Shah Rukh Khan is such a well-known Indian actor that his name is likely to be recognized even by people who are not devotees of Bollywood films. Lavanya Lakshmi pays homage to a 1995 Shah Rukh Khan film, Dilwale Dulhania Le Jayenge (or DDLJ as she has it), in her debut novel, Leave and Come Back, an entertaining yet serious story of an Indian Canadian woman named Simran—as in the lead female character of DDLJ—who tries to win over her big extended family to her white boyfriend, Leo.
The novel begins when Simran receives a wedding invitation from her cousin Geeta in New Jersey. Simran throws it away. She lives in Toronto and hasn’t been back to her relatives’ home in New Jersey in seven years.
Her parents were killed in a car accident in Chennai when Simran was fifteen. Her closest relatives were her aunt, uncle and cousins in New Jersey, so she moved halfway across the world to live with them. It was difficult enough for her to mourn the sudden deaths of her parents, but Simran felt even more alone when her aunt and uncle refused to talk about her loss.
Months after her parents passed, she tried to talk about them. Veena perima was her mother’s older sister—she’d even lived with them when Simran was a baby, before she’d married Ashok peripa and moved to the U.S. She was the only one who knew them as well as Simran had. But whenever Simran tried, her aunt would tell her that now was not the time or that she was very busy…Death is deeper than kin, longer than memory, stronger than forgiveness.
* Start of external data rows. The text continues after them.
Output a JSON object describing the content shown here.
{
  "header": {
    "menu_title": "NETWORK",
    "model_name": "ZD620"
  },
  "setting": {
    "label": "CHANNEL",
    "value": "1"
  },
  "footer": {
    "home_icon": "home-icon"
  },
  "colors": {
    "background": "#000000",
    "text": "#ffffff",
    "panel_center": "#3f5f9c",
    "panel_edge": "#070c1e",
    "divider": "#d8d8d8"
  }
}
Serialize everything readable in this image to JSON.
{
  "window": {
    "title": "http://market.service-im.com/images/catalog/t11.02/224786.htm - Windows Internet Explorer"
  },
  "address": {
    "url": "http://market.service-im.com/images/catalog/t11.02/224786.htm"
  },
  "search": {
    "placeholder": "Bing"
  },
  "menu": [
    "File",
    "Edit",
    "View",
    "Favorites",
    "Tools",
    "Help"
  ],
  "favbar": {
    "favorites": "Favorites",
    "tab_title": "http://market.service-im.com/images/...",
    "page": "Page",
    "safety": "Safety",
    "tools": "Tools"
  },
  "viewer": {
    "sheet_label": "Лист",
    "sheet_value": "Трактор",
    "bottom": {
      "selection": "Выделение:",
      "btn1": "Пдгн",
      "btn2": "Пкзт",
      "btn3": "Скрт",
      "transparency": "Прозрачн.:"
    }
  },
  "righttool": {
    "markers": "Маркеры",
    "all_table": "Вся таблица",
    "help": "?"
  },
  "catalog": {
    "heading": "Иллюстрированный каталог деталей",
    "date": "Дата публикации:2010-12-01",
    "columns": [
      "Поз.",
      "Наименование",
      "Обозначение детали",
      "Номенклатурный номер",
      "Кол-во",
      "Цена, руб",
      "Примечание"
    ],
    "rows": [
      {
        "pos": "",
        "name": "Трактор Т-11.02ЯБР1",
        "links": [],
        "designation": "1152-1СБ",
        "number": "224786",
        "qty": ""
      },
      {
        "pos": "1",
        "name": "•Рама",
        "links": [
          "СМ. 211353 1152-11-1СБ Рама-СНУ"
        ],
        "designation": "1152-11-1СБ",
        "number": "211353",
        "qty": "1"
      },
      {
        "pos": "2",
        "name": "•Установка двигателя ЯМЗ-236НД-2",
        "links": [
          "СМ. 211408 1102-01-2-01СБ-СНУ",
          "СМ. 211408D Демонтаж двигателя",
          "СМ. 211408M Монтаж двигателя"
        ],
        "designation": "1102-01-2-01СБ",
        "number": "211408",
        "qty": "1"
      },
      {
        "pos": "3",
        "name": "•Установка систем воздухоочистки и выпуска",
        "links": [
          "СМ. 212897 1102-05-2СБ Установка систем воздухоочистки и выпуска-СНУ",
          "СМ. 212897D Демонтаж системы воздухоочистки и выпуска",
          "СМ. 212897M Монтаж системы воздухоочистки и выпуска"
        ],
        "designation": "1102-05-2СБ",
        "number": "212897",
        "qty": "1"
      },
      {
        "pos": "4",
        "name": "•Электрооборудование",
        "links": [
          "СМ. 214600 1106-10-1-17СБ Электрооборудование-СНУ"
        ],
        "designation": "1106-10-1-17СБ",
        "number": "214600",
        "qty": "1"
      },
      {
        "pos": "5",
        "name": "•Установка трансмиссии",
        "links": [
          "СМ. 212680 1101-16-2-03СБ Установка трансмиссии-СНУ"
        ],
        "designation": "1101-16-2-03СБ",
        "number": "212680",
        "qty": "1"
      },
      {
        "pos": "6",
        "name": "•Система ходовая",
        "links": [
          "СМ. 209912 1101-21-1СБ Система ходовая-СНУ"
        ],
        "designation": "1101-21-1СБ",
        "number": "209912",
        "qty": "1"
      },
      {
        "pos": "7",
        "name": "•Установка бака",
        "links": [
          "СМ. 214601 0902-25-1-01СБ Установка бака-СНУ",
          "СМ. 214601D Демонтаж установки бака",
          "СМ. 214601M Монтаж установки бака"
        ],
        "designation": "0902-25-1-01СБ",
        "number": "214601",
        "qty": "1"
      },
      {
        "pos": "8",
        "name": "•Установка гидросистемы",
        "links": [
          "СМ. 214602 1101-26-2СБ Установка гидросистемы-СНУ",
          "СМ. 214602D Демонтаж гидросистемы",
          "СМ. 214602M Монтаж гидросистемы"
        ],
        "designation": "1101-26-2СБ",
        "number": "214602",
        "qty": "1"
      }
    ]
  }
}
After college, Simran moved to Toronto, the home of her college roommate and best friend, Liv. It’s Liv who encourages Simran to attend her cousin Geeta’s wedding. One of the reasons Simran agrees to attend Geeta’s wedding is that she will finally have the chance to obtain the key to her parents’ home in Chennai so she can return to India to properly mourn her parents.
She wants to run her hands along the walls of her bedroom, remembering when she got in trouble for drawing on them with crayons. She wants to stand in the living room and let the hymnic tones of Suprabatham, the morning prayers her mother used to listen to, echo in her memory. She wants to sit in her father’s old study and taste the sweet sting and snap of the ginger cookies he used to keep in a jar on his desk, the ones she’d sneak in to eat covertly that he’d refill without a word.
Just before the wedding festivities begin, Liv’s brother Leo (whom Simran has begun dating and who is not not exactly the Tamil husband her family have had in mind for Simran since they took her in at fifteen), is in New York for work and ends up showing up at Simran’s aunt and uncle’s home in suburban New Jersey. One thing leads to another and soon Simran along with her cousins Geeta and Kavitha conjure up a plan to get Veena aunty and Ashok uncle to accept Leo as Simran’s boyfriend.
The plan is based on the Shah Ruhk Khan film, DDLJ. Leo is introduced as a friend of Geeta’s fiancé Rishi and at first he commits typical faux pas like wearing his shoes in the house and not being able to handle spicy food. Leo is a linguist and makes an effort to learn both basic conversational words in Tamil and Hindi. As the wedding approaches, vivacious Veena practices her French with Leo and the typically quiet Ashok enjoys taking walks with Leo to get exercise and to get out of the house.
Simran’s cousin Kavitha writes movie reviews under a pen name and has a term for Shah Ruhk Khan movies—rom-com fam drams. It’s this combination of a rom-com and family drama that gives Lakshmi’s novel more depth than it might otherwise have.